According to data collected by Pitchbook, over the last 10 years seed funding in Israel has become stagnant at around $150 million a year. However, the average seed round has doubled between 2010 and 2020, meaning there are less rounds taking place, and creating a funding gap for first-time founders.
"Fewer seed rounds every year led to a pre-seed stage in which the investors are accelerators, incubators and angel investors who give what are usually first-time entrepreneurs the initial fuel they need to get off the ground," said Katsovich. "This is the category in which we are competing. There isn't the same kind of competition you see in the seed round but there is still plenty of competition because many entrepreneurs have recognized this opportunity."
Fusion LA launched during the pandemic its new process in which entrepreneurs receive a term sheet for investment within just three weeks of their approach, assuming of course the response is positive. "That is the way we did it with all 13 of our investments so far this year," said Katsovich.
"We have been running for three years and have invested in 49 companies. Over 30 of them have raised a significant seed round averaging $2.5-3 million, with the 13 we invested in this year obviously not yet at that stage," added Katsovich. "At the early stages in which we invest you never really know if the startup will be a success. You are betting on the team and the opportunity. We usually invest in very strong teams and in entrepreneurs in which we really believe in and want to work with.

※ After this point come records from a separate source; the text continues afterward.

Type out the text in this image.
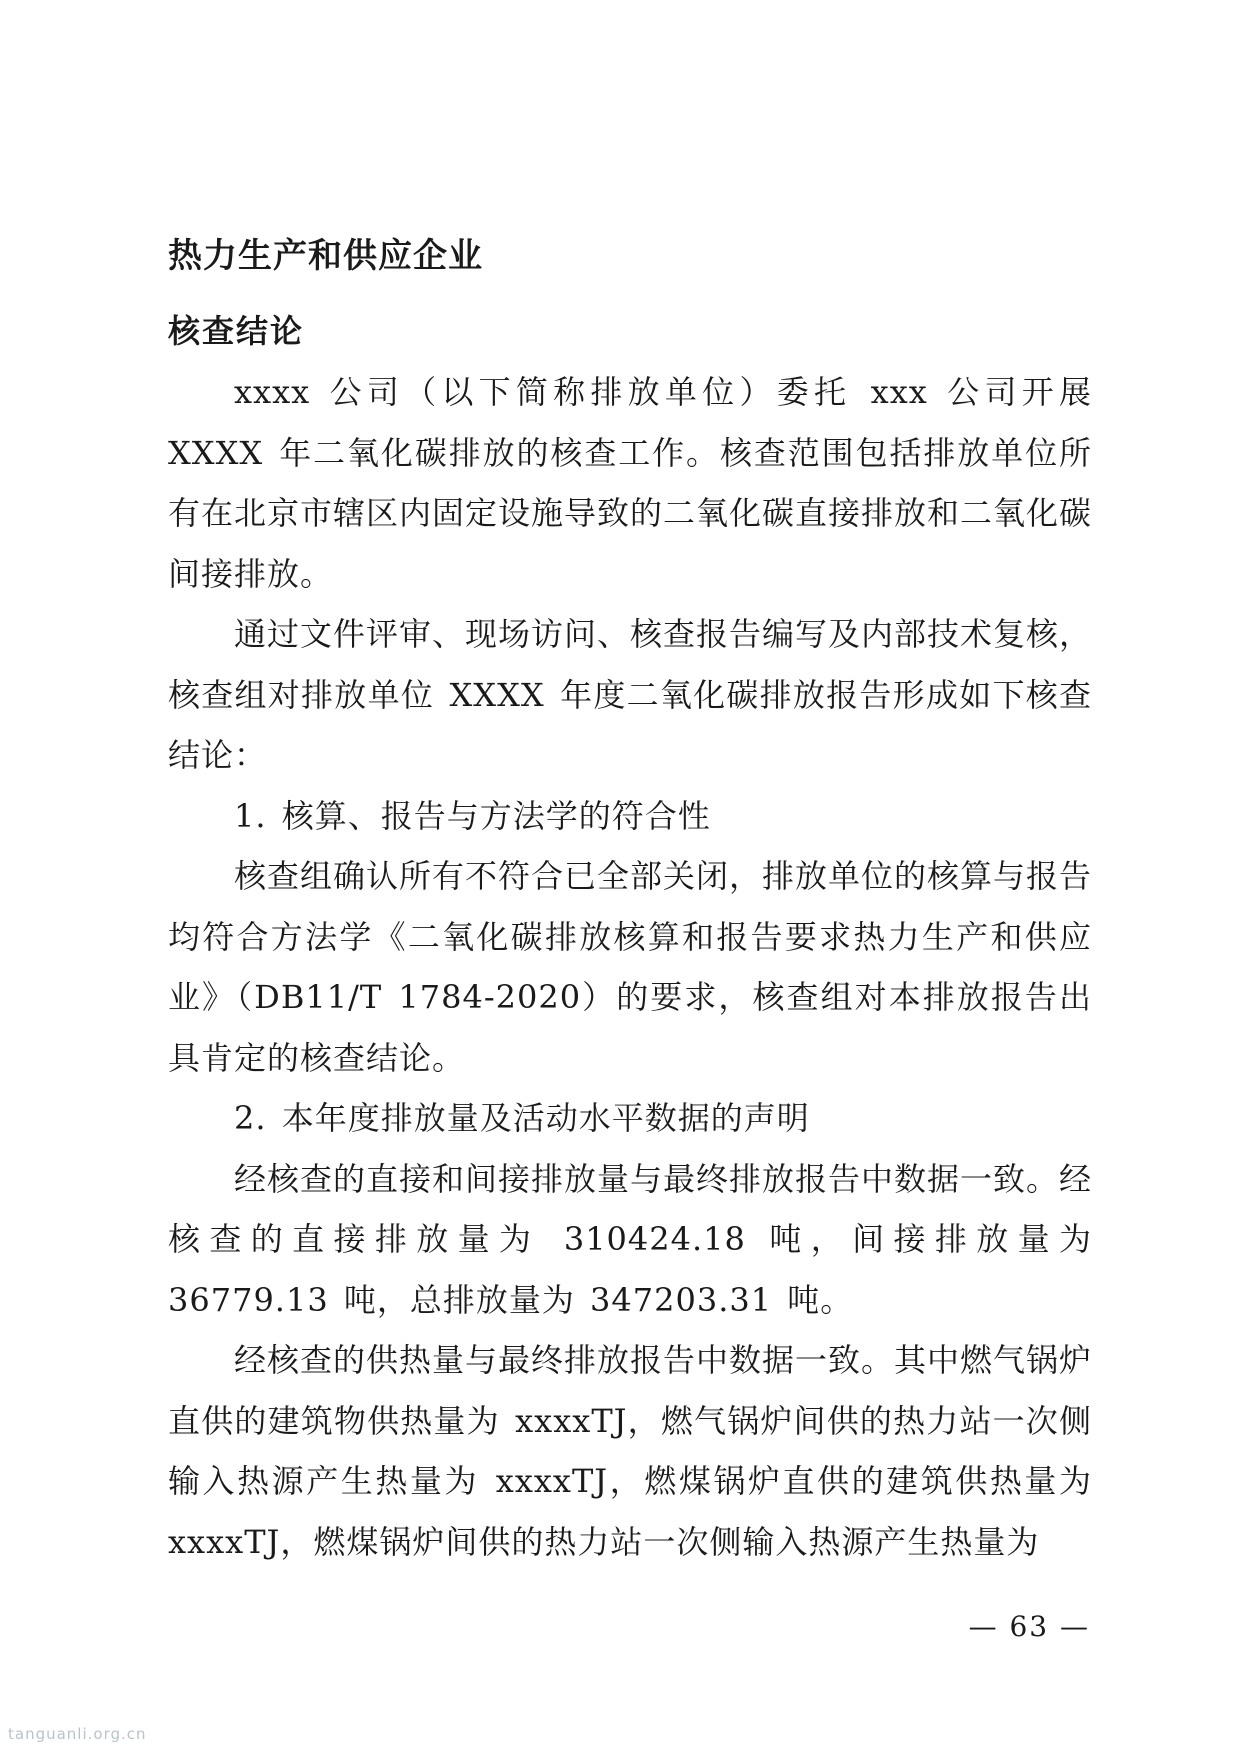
热力生产和供应企业
核查结论

xxxx 公司（以下简称排放单位）委托 xxx 公司开展 XXXX 年二氧化碳排放的核查工作。核查范围包括排放单位所有在北京市辖区内固定设施导致的二氧化碳直接排放和二氧化碳间接排放。

通过文件评审、现场访问、核查报告编写及内部技术复核，核查组对排放单位 XXXX 年度二氧化碳排放报告形成如下核查结论：

1. 核算、报告与方法学的符合性

核查组确认所有不符合已全部关闭，排放单位的核算与报告均符合方法学《二氧化碳排放核算和报告要求热力生产和供应业》（DB11/T 1784-2020）的要求，核查组对本排放报告出具肯定的核查结论。

2. 本年度排放量及活动水平数据的声明

经核查的直接和间接排放量与最终排放报告中数据一致。经核查的直接排放量为 310424.18 吨，间接排放量为 36779.13 吨，总排放量为 347203.31 吨。

经核查的供热量与最终排放报告中数据一致。其中燃气锅炉直供的建筑物供热量为 xxxxTJ，燃气锅炉间供的热力站一次侧输入热源产生热量为 xxxxTJ，燃煤锅炉直供的建筑供热量为 xxxxTJ，燃煤锅炉间供的热力站一次侧输入热源产生热量为

— 63 —
tanguanli.org.cn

"There is a lot of intuition involved in the pre-seed and seed stages. Many investors operate according to their gut instinct and first impression. It is a little like a first date in which you already decide after a few minutes if you want to continue and spend time with this person and work with them. Of course, all the rest of the parameters need to be aligned, they need to be solving a valid problem, display a potential product and more, but ultimately the interpersonal parameter is very significant."